Ash grinned. “I’d like to think our highly trained professional police investigators would have noticed the cushion.”

“Who is she, then?”

Ash shrugged. “An associate? A girlfriend? Without even her real name to go on, she’ll probably be harder to find than Graves.”

“And he’s on his way back to Somalia by now. He’ll be safer there than anywhere else on earth. I still don’t know why he risked coming back to England when he could have just given Cathy her tickets and left her at the airport.” She drew a deep breath. “Gabriel—how long are you going to wait before you decide that he’s gone where you can’t follow and let Cathy know you’re still alive?”

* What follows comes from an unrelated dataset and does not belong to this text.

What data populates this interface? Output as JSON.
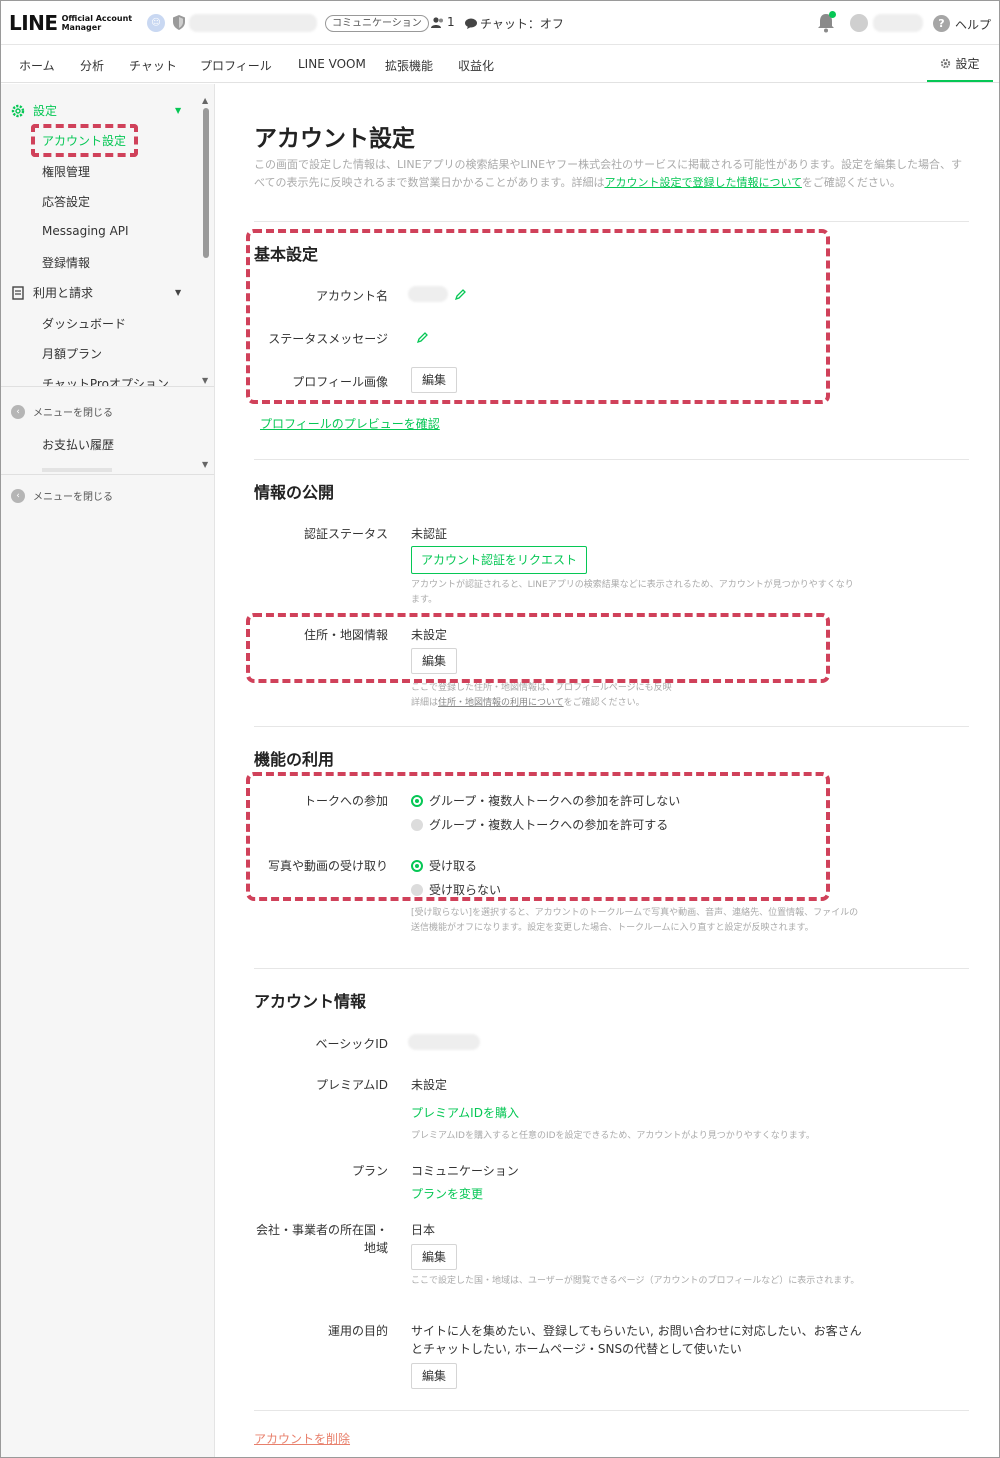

Ash flicked her a haunted look. He was back on the sofa, the white dog’s long body draped across his knees. “I don’t know.”

“Somebody needs to make a decision on that, and sooner rather than later. If you went around there tonight and told her—don’t worry, I’m not suggesting you should—she’d be stunned, and then she’d be thrilled, and then she’d be angry with you for deceiving her.” Hazel knew this for a fact. “But if it drags on for another month, she may be so angry she’ll never forgive you. Don’t wait until she’s come to terms with your death and is making plans for the rest of her life.”